Gießen/Münzenberg (srs). Der Präsident des Hessischen Bauernverbands, Karsten Schmal, setzt sich gegen Aussagen des Gießener NABU-Kreisverbands zur Wehr.

Nachdem Tim Mattern vom Vostand des NABU-Kreisverbands in einem Interview mit dieser Zeitung erklärt hat, die Landwirtschaft trage durch den Einsatz von Planzenschutzmitteln eine Hauptverantwortung für das Insektensterben und den Rückgang der heimischen Vogelbestände, erklärt Schmal: »Ich wehre mich gegen die Komplettverurteilung.« Gerade die Landwirte hätten großes Interesse daran, »dass wir Insekten haben, die unsere Pflanzen bestäuben«.

Er könne nicht verstehen, »dass da so einseitig auf die Landwirte gehauen wird«, sagt Schmal.
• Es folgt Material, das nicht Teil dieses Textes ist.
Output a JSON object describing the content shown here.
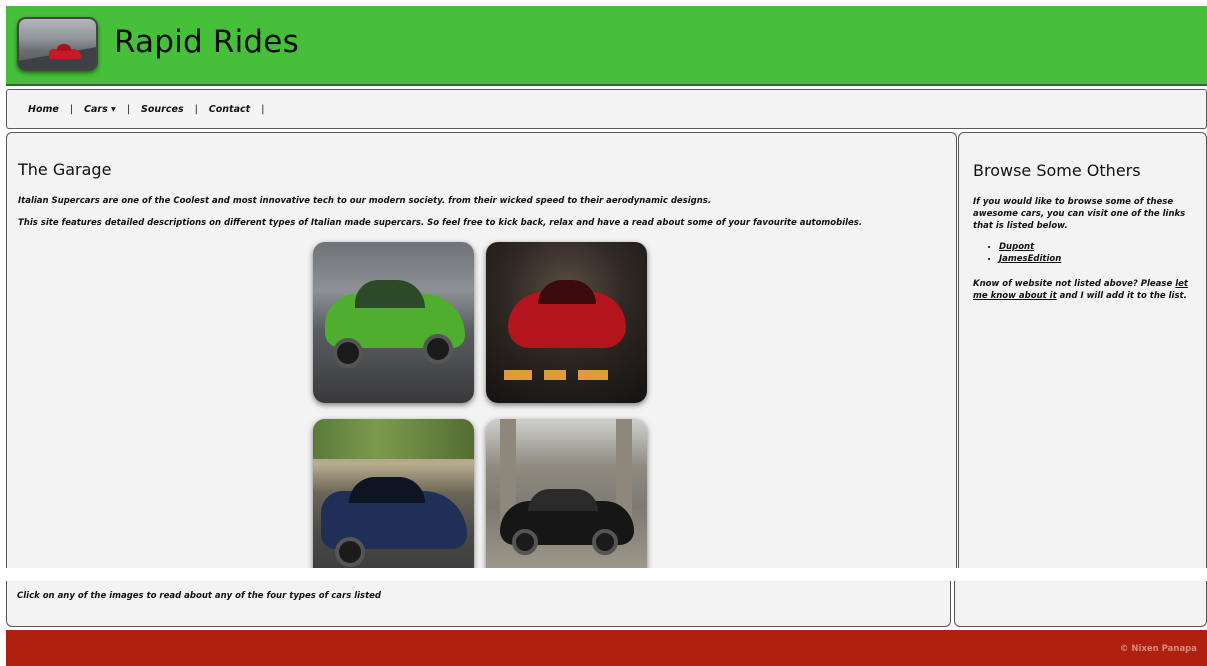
{
  "header": {
    "site_title": "Rapid Rides",
    "brand_color": "#46c03a"
  },
  "nav": {
    "items": [
      "Home",
      "Cars ▾",
      "Sources",
      "Contact"
    ],
    "separator": "|"
  },
  "main": {
    "heading": "The Garage",
    "paragraph_1": "Italian Supercars are one of the Coolest and most innovative tech to our modern society. from their wicked speed to their aerodynamic designs.",
    "paragraph_2": "This site features detailed descriptions on different types of Italian made supercars. So feel free to kick back, relax and have a read about some of your favourite automobiles."
  },
  "aside": {
    "heading": "Browse Some Others",
    "intro": "If you would like to browse some of these awesome cars, you can visit one of the links that is listed below.",
    "links": [
      "Dupont",
      "JamesEdition"
    ],
    "note_prefix": "Know of website not listed above? Please ",
    "note_link": "let me know about it",
    "note_suffix": " and I will add it to the list."
  },
  "bottom": {
    "caption": "Click on any of the images to read about any of the four types of cars listed"
  },
  "footer": {
    "copyright": "© Nixen Panapa",
    "color": "#b0200f"
  }
}
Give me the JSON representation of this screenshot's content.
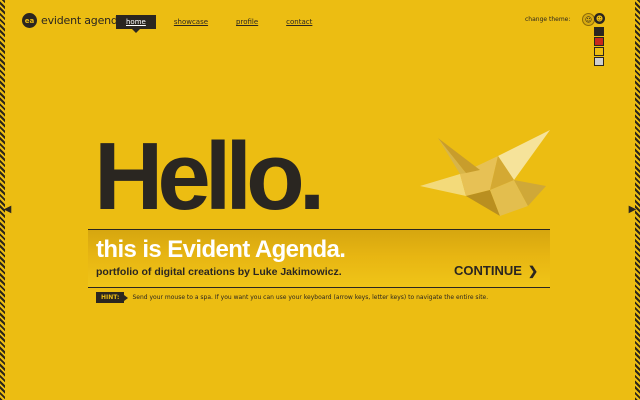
{
  "logo": {
    "badge": "ea",
    "text": "evident agenda"
  },
  "nav": {
    "items": [
      {
        "label": "home"
      },
      {
        "label": "showcase"
      },
      {
        "label": "profile"
      },
      {
        "label": "contact"
      }
    ],
    "active": "home"
  },
  "theme": {
    "label": "change theme:",
    "swatch_colors": [
      "#2b2620",
      "#c8281c",
      "#ecbd12",
      "#cfcfcf"
    ]
  },
  "hero": {
    "heading": "Hello.",
    "title": "this is Evident Agenda.",
    "subtitle": "portfolio of digital creations by Luke Jakimowicz.",
    "continue_label": "CONTINUE"
  },
  "hint": {
    "tag": "HINT:",
    "text": "Send your mouse to a spa. If you want you can use your keyboard (arrow keys, letter keys) to navigate the entire site."
  },
  "colors": {
    "background": "#ecbd12",
    "dark": "#2b2620",
    "light": "#ffffff"
  }
}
Er behaupte nicht, »dass die Landwirtschaft ganz unschuldig ist«. Für den Rückgang der Insekten- und Vogelbestände seien allerdings auch eine erhebliche Flächenversiegelung, ein erhöhtes Verkehrsaufkommen in den vergangenen Jahrzehnten sowie Lichtverschmutzung verantwortlich. Ein Hintergrund sei zudem, dass die Tierhaltung stark zurückgehe. »Wir haben keine Misthaufen mehr.«

Es sei ein Fehler, den Landwirten die maßgebliche Schuld zu geben. »Im Gegenteil: Ich erlebe in Hessen sehr viel Biodiversität und viele Maßnahmen der Landwirte, um sich für Insektenbestände einzusetzen, wie zum Beispiel Blühstreifen.« Zudem verweist Schmal auf Bestrebungen auch der Landwirtschaft, gemeinsam mit dem Naturschutz auf ein Umlenken in der Agrarpolitik zu mehr Nachhaltigkeit, Tierschutz und Diversität einzuwirken.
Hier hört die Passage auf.